Все остальные «инославные» — в особенности милая Зина Кричинская — не спускают глаз с двери, чтобы подать нам сигнал тревоги, если в зал войдет кто-нибудь из синявок.
Брошюра озаглавлена так:
«Дело мултанских вотяков, обвиняемых в принесении человеческой жертвы языческим богам. (Составлено А. Н. Барановым, В. Г. Короленко и В. И. Суходоевым под редакцией и с примечаниями В. Г. Короленко)».
Мы с Маней читаем с жадностью, быстро, буквально давясь, чтобы успеть прочитать брошюру. Многое из того, что в ней напечатано, мы уже знали раньше. Очень многое мы узнаем впервые. Мы читаем, потрясенные, и, когда почему-либо наши пальцы встречаются, каждая из нас на секунду удивляется тому, какие ледяные пальцы у другой.
Больше всего потрясает нас описание того, как в городе Елабуге, при втором рассмотрении дела мултанцев, суд во второй раз вынес им обвинительный приговор.
«…Несколько секунд, — пишет В. Г. Короленко, — в зале царствовала гробовая тишина, точно сейчас сообщили собравшимся, что кто-то внезапно умер… Семь обвиненных вотяков стояли за решеткой, как будто еще не понимая вполне того, что сейчас с ними случилось…
Я сидел рядом с подсудимыми. Мне было тяжело смотреть на них, и вместе с тем я не мог смотреть в другую сторону. Прямо на меня глядел Василий Кузнецов, молодой еще человек, с черными выразительными глазами, с тонкими и довольно интеллигентными чертами лица… В его лице я прочитал выражение как будто вопроса и смертной тоски. Мне кажется, такое выражение должно быть у человека, попавшего под поезд, еще живого, но чувствующего себя уже мертвым. Вероятно, он заметил в моих глазах выражение сочувствия, и его побледневшие губы зашевелились… Он закрыл лицо руками.
— Дети, дети! — вскрикнул он, и глухое рыдание прорвалось внезапно из-за этих бледных рук, закрывших еще более бледное лицо…
…В углу, за решеткой, за которой помещались подсудимые, стоял 80-летний старик Акмар, со слезящимися глазами, с трясущейся жидкой бородой, седой, сгорбленный и дряхлый. Его старческая рука опиралась на барьер, голова тряслась и губы шамкали что-то. Он обращался к публике с какой-то речью.

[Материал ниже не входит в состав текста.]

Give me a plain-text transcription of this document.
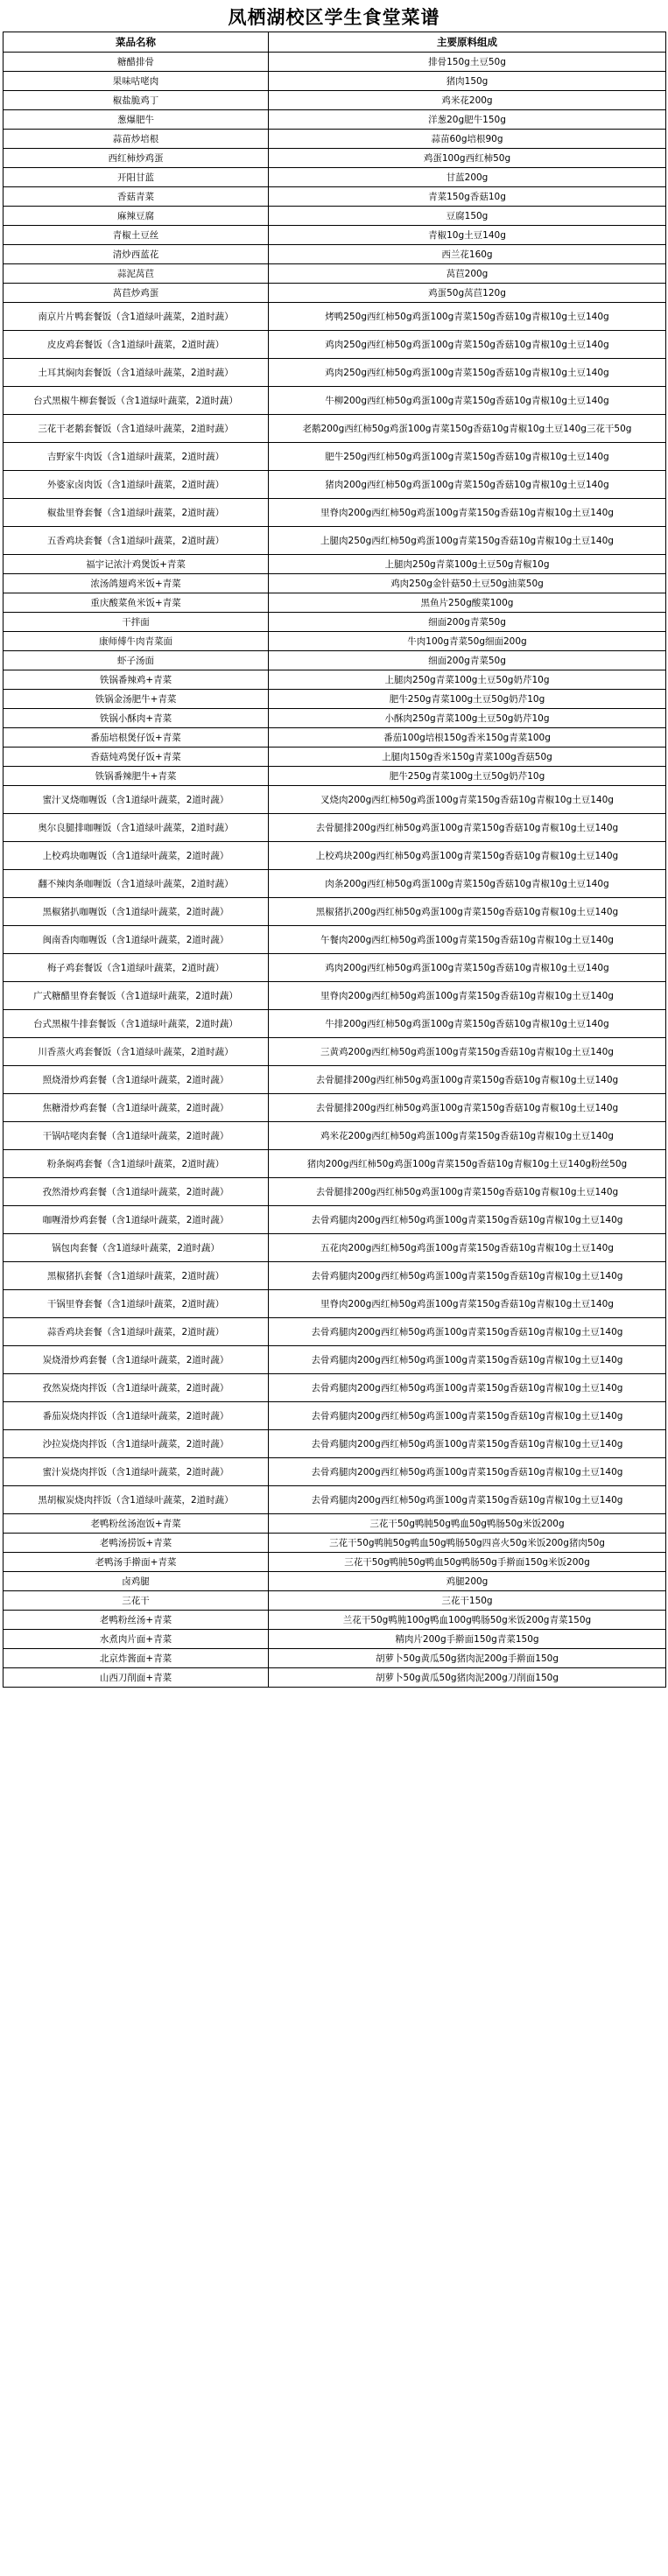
凤栖湖校区学生食堂菜谱
菜品名称	主要原料组成
糖醋排骨	排骨150g土豆50g
果味咕咾肉	猪肉150g
椒盐脆鸡丁	鸡米花200g
葱爆肥牛	洋葱20g肥牛150g
蒜苗炒培根	蒜苗60g培根90g
西红柿炒鸡蛋	鸡蛋100g西红柿50g
开阳甘蓝	甘蓝200g
香菇青菜	青菜150g香菇10g
麻辣豆腐	豆腐150g
青椒土豆丝	青椒10g土豆140g
清炒西蓝花	西兰花160g
蒜泥莴苣	莴苣200g
莴苣炒鸡蛋	鸡蛋50g莴苣120g
南京片片鸭套餐饭（含1道绿叶蔬菜，2道时蔬）	烤鸭250g西红柿50g鸡蛋100g青菜150g香菇10g青椒10g土豆140g
皮皮鸡套餐饭（含1道绿叶蔬菜，2道时蔬）	鸡肉250g西红柿50g鸡蛋100g青菜150g香菇10g青椒10g土豆140g
土耳其焖肉套餐饭（含1道绿叶蔬菜，2道时蔬）	鸡肉250g西红柿50g鸡蛋100g青菜150g香菇10g青椒10g土豆140g
台式黑椒牛柳套餐饭（含1道绿叶蔬菜，2道时蔬）	牛柳200g西红柿50g鸡蛋100g青菜150g香菇10g青椒10g土豆140g
三花干老鹅套餐饭（含1道绿叶蔬菜，2道时蔬）	老鹅200g西红柿50g鸡蛋100g青菜150g香菇10g青椒10g土豆140g三花干50g
吉野家牛肉饭（含1道绿叶蔬菜，2道时蔬）	肥牛250g西红柿50g鸡蛋100g青菜150g香菇10g青椒10g土豆140g
外婆家卤肉饭（含1道绿叶蔬菜，2道时蔬）	猪肉200g西红柿50g鸡蛋100g青菜150g香菇10g青椒10g土豆140g
椒盐里脊套餐（含1道绿叶蔬菜，2道时蔬）	里脊肉200g西红柿50g鸡蛋100g青菜150g香菇10g青椒10g土豆140g
五香鸡块套餐（含1道绿叶蔬菜，2道时蔬）	上腿肉250g西红柿50g鸡蛋100g青菜150g香菇10g青椒10g土豆140g
福宇记浓汁鸡煲饭+青菜	上腿肉250g青菜100g土豆50g青椒10g
浓汤鸽翅鸡米饭+青菜	鸡肉250g金针菇50土豆50g油菜50g
重庆酸菜鱼米饭+青菜	黑鱼片250g酸菜100g
干拌面	细面200g青菜50g
康师傅牛肉青菜面	牛肉100g青菜50g细面200g
虾子汤面	细面200g青菜50g
铁锅番辣鸡+青菜	上腿肉250g青菜100g土豆50g奶芹10g
铁锅金汤肥牛+青菜	肥牛250g青菜100g土豆50g奶芹10g
铁锅小酥肉+青菜	小酥肉250g青菜100g土豆50g奶芹10g
番茄培根煲仔饭+青菜	番茄100g培根150g香米150g青菜100g
香菇炖鸡煲仔饭+青菜	上腿肉150g香米150g青菜100g香菇50g
铁锅番辣肥牛+青菜	肥牛250g青菜100g土豆50g奶芹10g
蜜汁叉烧咖喱饭（含1道绿叶蔬菜，2道时蔬）	叉烧肉200g西红柿50g鸡蛋100g青菜150g香菇10g青椒10g土豆140g
奥尔良腿排咖喱饭（含1道绿叶蔬菜，2道时蔬）	去骨腿排200g西红柿50g鸡蛋100g青菜150g香菇10g青椒10g土豆140g
上校鸡块咖喱饭（含1道绿叶蔬菜，2道时蔬）	上校鸡块200g西红柿50g鸡蛋100g青菜150g香菇10g青椒10g土豆140g
翻不辣肉条咖喱饭（含1道绿叶蔬菜，2道时蔬）	肉条200g西红柿50g鸡蛋100g青菜150g香菇10g青椒10g土豆140g
黑椒猪扒咖喱饭（含1道绿叶蔬菜，2道时蔬）	黑椒猪扒200g西红柿50g鸡蛋100g青菜150g香菇10g青椒10g土豆140g
闽南香肉咖喱饭（含1道绿叶蔬菜，2道时蔬）	午餐肉200g西红柿50g鸡蛋100g青菜150g香菇10g青椒10g土豆140g
梅子鸡套餐饭（含1道绿叶蔬菜，2道时蔬）	鸡肉200g西红柿50g鸡蛋100g青菜150g香菇10g青椒10g土豆140g
广式糖醋里脊套餐饭（含1道绿叶蔬菜，2道时蔬）	里脊肉200g西红柿50g鸡蛋100g青菜150g香菇10g青椒10g土豆140g
台式黑椒牛排套餐饭（含1道绿叶蔬菜，2道时蔬）	牛排200g西红柿50g鸡蛋100g青菜150g香菇10g青椒10g土豆140g
川香蒸火鸡套餐饭（含1道绿叶蔬菜，2道时蔬）	三黄鸡200g西红柿50g鸡蛋100g青菜150g香菇10g青椒10g土豆140g
照烧滑炒鸡套餐（含1道绿叶蔬菜，2道时蔬）	去骨腿排200g西红柿50g鸡蛋100g青菜150g香菇10g青椒10g土豆140g
焦糖滑炒鸡套餐（含1道绿叶蔬菜，2道时蔬）	去骨腿排200g西红柿50g鸡蛋100g青菜150g香菇10g青椒10g土豆140g
干锅咕咾肉套餐（含1道绿叶蔬菜，2道时蔬）	鸡米花200g西红柿50g鸡蛋100g青菜150g香菇10g青椒10g土豆140g
粉条焖鸡套餐（含1道绿叶蔬菜，2道时蔬）	猪肉200g西红柿50g鸡蛋100g青菜150g香菇10g青椒10g土豆140g粉丝50g
孜然滑炒鸡套餐（含1道绿叶蔬菜，2道时蔬）	去骨腿排200g西红柿50g鸡蛋100g青菜150g香菇10g青椒10g土豆140g
咖喱滑炒鸡套餐（含1道绿叶蔬菜，2道时蔬）	去骨鸡腿肉200g西红柿50g鸡蛋100g青菜150g香菇10g青椒10g土豆140g
锅包肉套餐（含1道绿叶蔬菜，2道时蔬）	五花肉200g西红柿50g鸡蛋100g青菜150g香菇10g青椒10g土豆140g
黑椒猪扒套餐（含1道绿叶蔬菜，2道时蔬）	去骨鸡腿肉200g西红柿50g鸡蛋100g青菜150g香菇10g青椒10g土豆140g
干锅里脊套餐（含1道绿叶蔬菜，2道时蔬）	里脊肉200g西红柿50g鸡蛋100g青菜150g香菇10g青椒10g土豆140g
蒜香鸡块套餐（含1道绿叶蔬菜，2道时蔬）	去骨鸡腿肉200g西红柿50g鸡蛋100g青菜150g香菇10g青椒10g土豆140g
炭烧滑炒鸡套餐（含1道绿叶蔬菜，2道时蔬）	去骨鸡腿肉200g西红柿50g鸡蛋100g青菜150g香菇10g青椒10g土豆140g
孜然炭烧肉拌饭（含1道绿叶蔬菜，2道时蔬）	去骨鸡腿肉200g西红柿50g鸡蛋100g青菜150g香菇10g青椒10g土豆140g
番茄炭烧肉拌饭（含1道绿叶蔬菜，2道时蔬）	去骨鸡腿肉200g西红柿50g鸡蛋100g青菜150g香菇10g青椒10g土豆140g
沙拉炭烧肉拌饭（含1道绿叶蔬菜，2道时蔬）	去骨鸡腿肉200g西红柿50g鸡蛋100g青菜150g香菇10g青椒10g土豆140g
蜜汁炭烧肉拌饭（含1道绿叶蔬菜，2道时蔬）	去骨鸡腿肉200g西红柿50g鸡蛋100g青菜150g香菇10g青椒10g土豆140g
黑胡椒炭烧肉拌饭（含1道绿叶蔬菜，2道时蔬）	去骨鸡腿肉200g西红柿50g鸡蛋100g青菜150g香菇10g青椒10g土豆140g
老鸭粉丝汤泡饭+青菜	三花干50g鸭肫50g鸭血50g鸭肠50g米饭200g
老鸭汤捞饭+青菜	三花干50g鸭肫50g鸭血50g鸭肠50g四喜火50g米饭200g猪肉50g
老鸭汤手擀面+青菜	三花干50g鸭肫50g鸭血50g鸭肠50g手擀面150g米饭200g
卤鸡腿	鸡腿200g
三花干	三花干150g
老鸭粉丝汤+青菜	兰花干50g鸭肫100g鸭血100g鸭肠50g米饭200g青菜150g
水煮肉片面+青菜	精肉片200g手擀面150g青菜150g
北京炸酱面+青菜	胡萝卜50g黄瓜50g猪肉泥200g手擀面150g
山西刀削面+青菜	胡萝卜50g黄瓜50g猪肉泥200g刀削面150g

— Православной! — говорил он. — Бога ради, ради Криста… Коди кабак, коди кабак, сделай милость.
— Тронулся старик, — сказал кто-то с сожалением.
— Коди кабак, слушай! Может, кто калякать будет. Кто ее убивал, может, скажут. Криста ради… кабак коди, слушай…
— Уведите их в коридор, — распорядился кто-то из судейских.
Обвиняемых вывели из зала…»
Мы прочитали. Мы с Маней смотрим друг на друга невидящими глазами. Словно мы побывали в зале елабужского суда, сами видели деда Акмара, сами слышали его наивную и трогательную мольбу, чтобы православные люди шли в кабак и прислушивались там к тому, что «калякает» (говорит) народ…
«Кто ее убивал?» То есть кто убил его, нищего Конона Матюнина, в чем обвиняют их, семерых вотяков…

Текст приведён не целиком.